Alexandre del Valle : Le raisonnement de Charles Michel, qui consiste à affirmer que l’Europe ne traiterait pas ses partenaires commerciaux avec le respect qui leur est dû, est assez affligeant, tant parce qu’il est particulièrement naïf que parce qu’il est particulièrement erroné. Qui pourrait croire que l’Union européenne a mal traité la Turquie ou l’Égypte et que cela aurait poussé leurs dirigeants respectifs dans les bras de la Russie ? Penser ainsi, c’est ne pas comprendre la nature même du monde multipolaire dans lequel nous vivons aujourd’hui. Rappelons-nous, d’ailleurs, que la Turquie a envahi Chypre en 1974 et que cela ne nous a pas empêchés d’accepter sa candidature pour rejoindre l’Union européenne en 1999. Et ce, en dépit du fait qu’elle viole chacune des sanctions et l’ensemble des résolutions du Conseil de l’Europe, comme de l’Union elle-même. Elle va jusqu’à menacer un pays membre, la Grèce, en raison de ses revendications territoriales et maritimes. De même, elle n’a toujours pas retiré ses troupes de Chypre. Dire que l’on aurait mal traité la Turquie, c’est oublier qu’au regard des traités européens, elle a fait pire encore que la Russie, puisque l’Ukraine (ne l’oublions pas) n’est pas un pays membre de l’Union. Nous sommes bien plus liés à Chypre qu’à l’Ukraine. Sans doute Charles Michel ne connaît-il pas si bien l’entité qu’il est supposé servir.

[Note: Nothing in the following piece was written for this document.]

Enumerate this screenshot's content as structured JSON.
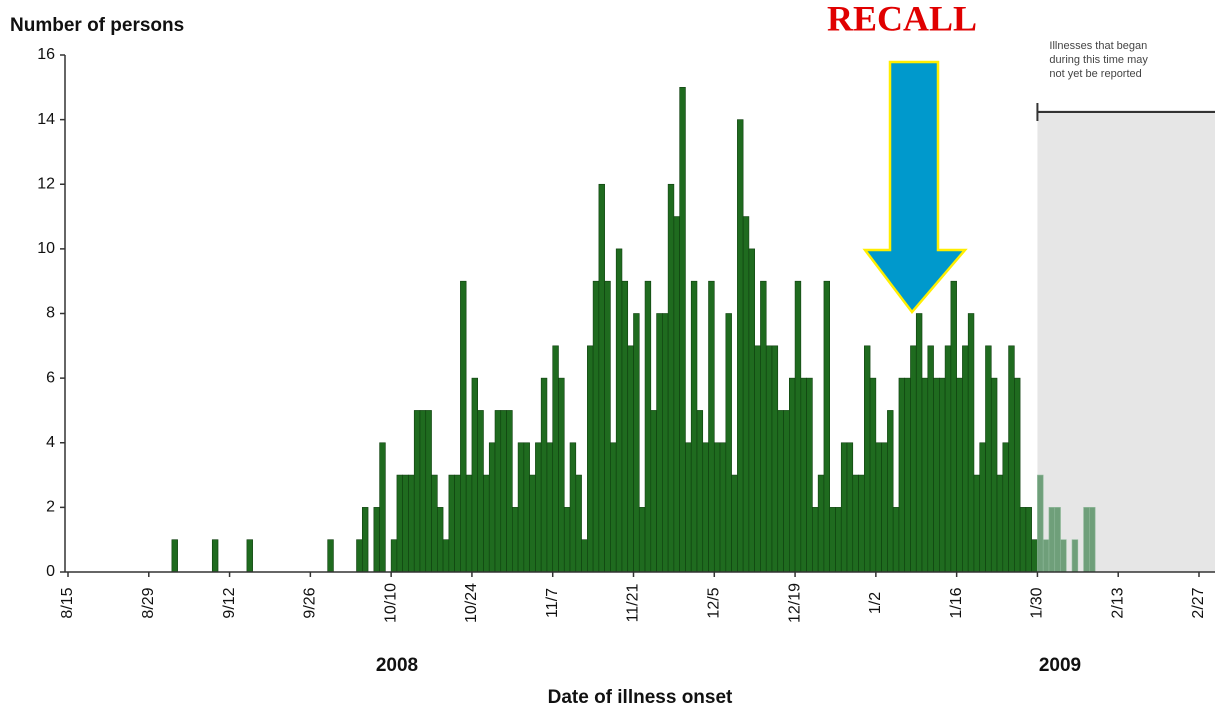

Ce premier point évoqué, il faut revenir sur la notion même de géopolitique. Ce que font la Turquie ou l’Égypte relève de la realpolitik. Elles ne s’intéressent pas à la Russie par rancœur vis-à-vis des Européens, elles y vont parce que nous vivons dans un monde multipolaire où elles ont un intérêt à le faire. Cela ne veut pas dire qu’elles ne méprisent pas (au moins pour la Turquie) l’Europe. La Turquie aurait aimé entrer dans l’Union européenne à ses conditions, malgré le fait qu’elle viole le droit européen et de nombreux autres critères du traité de Copenhague. Ce que Charles Michel a visiblement du mal à voir, en plus de sa difficulté à appréhender le fait que plus l’on cède à des dictateurs qui reconnaissent les rapports de force, plus ceux-là mêmes nous trouvent faibles. Notre indulgence à leur égard est perçue comme une forme de faiblesse.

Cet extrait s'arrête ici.